Turkish-Japanese friendship concert at New York Carnegie Hall
The concert will take place at the Carnegie Hall in New York.


The World-famous Carnegie Hall in New York will host the "A Call for World Peace" concert, dedicated to Turkish-Japanese friendship.

The concert will be performed by the New Manhattan Sinfonietta Orchestra, founded by Turkish conductor Gürer Aykal, under the baton of Japanese conductor Seiji Mukaiyama.

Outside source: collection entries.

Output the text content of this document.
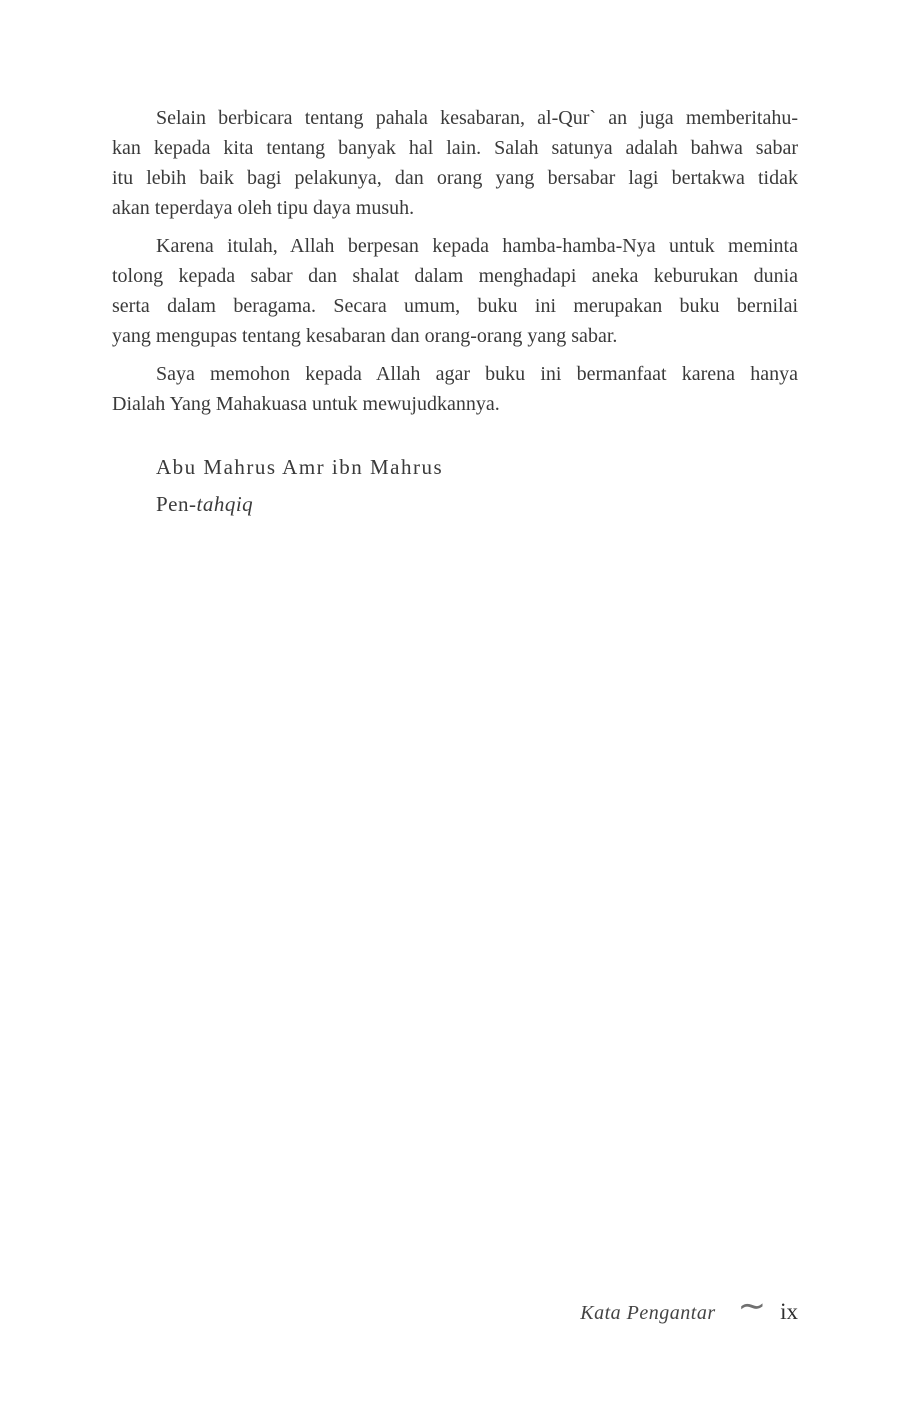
Selain berbicara tentang pahala kesabaran, al-Qur` an juga memberitahu-
kan kepada kita tentang banyak hal lain. Salah satunya adalah bahwa sabar
itu lebih baik bagi pelakunya, dan orang yang bersabar lagi bertakwa tidak
akan teperdaya oleh tipu daya musuh.
Karena itulah, Allah berpesan kepada hamba-hamba-Nya untuk meminta
tolong kepada sabar dan shalat dalam menghadapi aneka keburukan dunia
serta dalam beragama. Secara umum, buku ini merupakan buku bernilai
yang mengupas tentang kesabaran dan orang-orang yang sabar.
Saya memohon kepada Allah agar buku ini bermanfaat karena hanya
Dialah Yang Mahakuasa untuk mewujudkannya.
Abu Mahrus Amr ibn Mahrus
Pen-tahqiq
Kata Pengantar ∼ ix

The orchestra will perform Mukaiyama's piece on the calamity of the Ottoman frigate Ertuğrul, which also marked the beginning of Turkish-Japanese friendship, and also revolve around the rescue of Japanese citizens by a Turkish Airlines plane from Tehran in 1985.

A "Frigate Ertuğrul" exhibition will also be organized between Nov. 27-29 in New York.

Shipwreck of the frigate

Sultan Abdulhamid II sent a committee to Japan after Japanese Prince Komatsu came to Istanbul with a warship in 1887 and presented gifts to him.

The frigate Ertuğrul was chosen for the visit and launched to carry an Order of Distinction decorated with jewelry and other gifts from the sultan to the Japanese Emperor Meiji.

The frigate departed from Istanbul on July 1889, stopping by many ports on the way. It reached the Port of Yokohama in Japan after 11 months on June 7, 1890.

The Ottoman committee had many talks during the three months that they stayed in Japan. Despite a typhoon warning by the Japan Navy, the frigate left the Port of Yokohama on Sept. 15, 1890. The next day it got caught in the typhoon offshore from Kushimoto and sank. Only 69 sailors were saved with more than 550 Ottoman seamen dying in the shipwreck.

The tragedy of the frigate was the bittersweet beginning of Turkish-Japanese friendship. A memorial was erected in Kushimoto in 1891. It was restored by Turkey in 1937 and commemorative ceremonies are performed there every year.